Will Andersen: Professional Bum Admits To Making $200 An Hour Panhandling
Will Andersen, a 43-year-old former theater stagehand, does nothing but sit on the sidewalk outside of Grand Central Terminal in New York City with his empty hands upturned and held out to kind-hearted strangers. Doing so earns the professional panhandler upwards of $200 an hour.
You read that correctly. Being a panhandler earns Andersen twice what many medical doctors earn in the same amount of time.
Andersen is just one of many panhandlers in New York City who are earning mind-blowing amounts of dough, along with being fed better food than the average guy is able to feed himself, simply by sitting on the sidewalk and trusting that New Yorkers will have pity on him.
Andersen told the New York Post that on Friday mornings, he easily makes $400 in just two hours.
Even as Andersen was speaking with the Post’s reporter, another panhandler came rushing up to him to brag about his morning haul, saying, “I got three breakfast sandwiches today! And they were all meat! I’m putting on pounds out here!”
Andersen seems to show no shame about taking advantage of people who give him the money.
“I have gotten $80 or $100 from a single person. And they will say, ‘Just do something good tonight.’ They mean go to a hotel or a hostel,” he explained.
Those who give him the money don’t realize that Andersen is not actually homeless. He says he was homeless for three years, but that now, in fact, he rents a room in Inwood and is on the streets strictly to collect handouts.
“I get people who give me five bucks each day. Five bucks each day, that’s five days a week, two people — that’s $50 a week right there. I get dog food. I put away for rent. I pay $300 a month, that’s nothing.”
And yes, he does get dog food. Because Andersen’s 9-year-old dog, Rizzo, is actually his secret weapon, admitting openly that having his dog with him helps a lot.
“People are more generous because I have a dog, 100 percent. They throw me a dollar and say, ‘That’s for the dog,'” Andersen said.

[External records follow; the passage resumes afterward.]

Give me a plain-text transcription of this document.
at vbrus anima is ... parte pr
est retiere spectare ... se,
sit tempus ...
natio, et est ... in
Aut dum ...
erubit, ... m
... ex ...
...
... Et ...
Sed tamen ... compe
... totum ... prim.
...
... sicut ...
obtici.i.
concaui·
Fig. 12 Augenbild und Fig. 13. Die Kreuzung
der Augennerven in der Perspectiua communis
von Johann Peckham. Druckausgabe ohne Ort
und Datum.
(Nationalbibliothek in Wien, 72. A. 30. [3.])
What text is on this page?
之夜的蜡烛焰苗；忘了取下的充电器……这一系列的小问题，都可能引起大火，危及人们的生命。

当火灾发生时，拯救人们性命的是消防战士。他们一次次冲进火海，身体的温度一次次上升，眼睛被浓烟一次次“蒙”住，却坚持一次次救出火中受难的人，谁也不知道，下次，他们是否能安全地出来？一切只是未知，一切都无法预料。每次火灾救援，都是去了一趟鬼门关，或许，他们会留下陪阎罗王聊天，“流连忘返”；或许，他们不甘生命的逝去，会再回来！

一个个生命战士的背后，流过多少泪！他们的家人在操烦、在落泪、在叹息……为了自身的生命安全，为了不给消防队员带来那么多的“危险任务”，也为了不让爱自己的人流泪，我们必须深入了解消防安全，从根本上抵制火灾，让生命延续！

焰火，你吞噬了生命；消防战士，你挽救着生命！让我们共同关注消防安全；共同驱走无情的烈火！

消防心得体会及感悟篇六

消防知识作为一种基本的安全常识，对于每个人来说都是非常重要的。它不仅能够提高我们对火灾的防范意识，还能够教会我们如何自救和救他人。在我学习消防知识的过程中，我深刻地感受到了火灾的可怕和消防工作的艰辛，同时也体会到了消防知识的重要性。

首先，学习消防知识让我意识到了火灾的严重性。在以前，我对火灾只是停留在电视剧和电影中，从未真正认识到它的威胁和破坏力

Next to him and his dog sits a bag overflowing with food for himself that people have donated.
Another panhandler, who only gave the name Daniel but was willing to speak up, says that for professional bums, panhandling in New York City is all about location, location, location.
“There are other spots where people get hundred-dollar bills. I could go over to Fifth Avenue and make $150 before lunch. But I don’t want to deal with the hassle. There’s people that bully you to get out of the good spots.”
These eye-opening admissions from New York City vagrants come just a day after Police Commissioner Bill Bratton recommended that New Yorkers simply not give panhandlers money if they want them off the streets. Bratton says that forking over dough to them simply encourages them to continue to beg.
“My best advice to the citizens of New York City: If this is so upsetting to you, don’t give. One of the quickest ways to get rid of them is not to give to them,” Bratton said. “New Yorkers who are complaining so much about it, well, one of the things they can do is stop contributing to it.”
Some panhandlers even agreed with Bratton. Shaunyece Darling, a 22-year-old panhandler, bluntly admitted that he was correct.
“If you stop giving them money and help them with those other things, like blankets, clothing and food, they would definitely leave because they would know they couldn’t get the money to get high or drunk.”
Despite Andersen’s “big money” success as a panhandler, it is likely that his particular financial success is more the exception rather than the rule. In 2013, a survey conducted among panhandlers found that most make less than $25 per day, and that 94 percent of them spend their money on food before drugs or alcohol — although an admitted 44 percent of those surveyed would also spend their money on those such items, as well. And a 2010 survey showed that 70 percent of panhandlers would actually prefer to earn their money through a minimum wage job rather than relying upon the kindness of strangers.
There is no doubt that homelessness and poverty is a real and growing problem. As of September of 2015, there were 59,305 homeless people in New York City, including 23,923 homeless children, according to the Coalition for the Homeless.
And as for Will Andersen, he may find it harder to make $200 an hour now that his face has been plastered on the front page news. In fact, it’s reported that Andersen and his dog didn’t show up at their usual spot this morning in order to collect that easy money.
Somehow, that’s just not very surprising.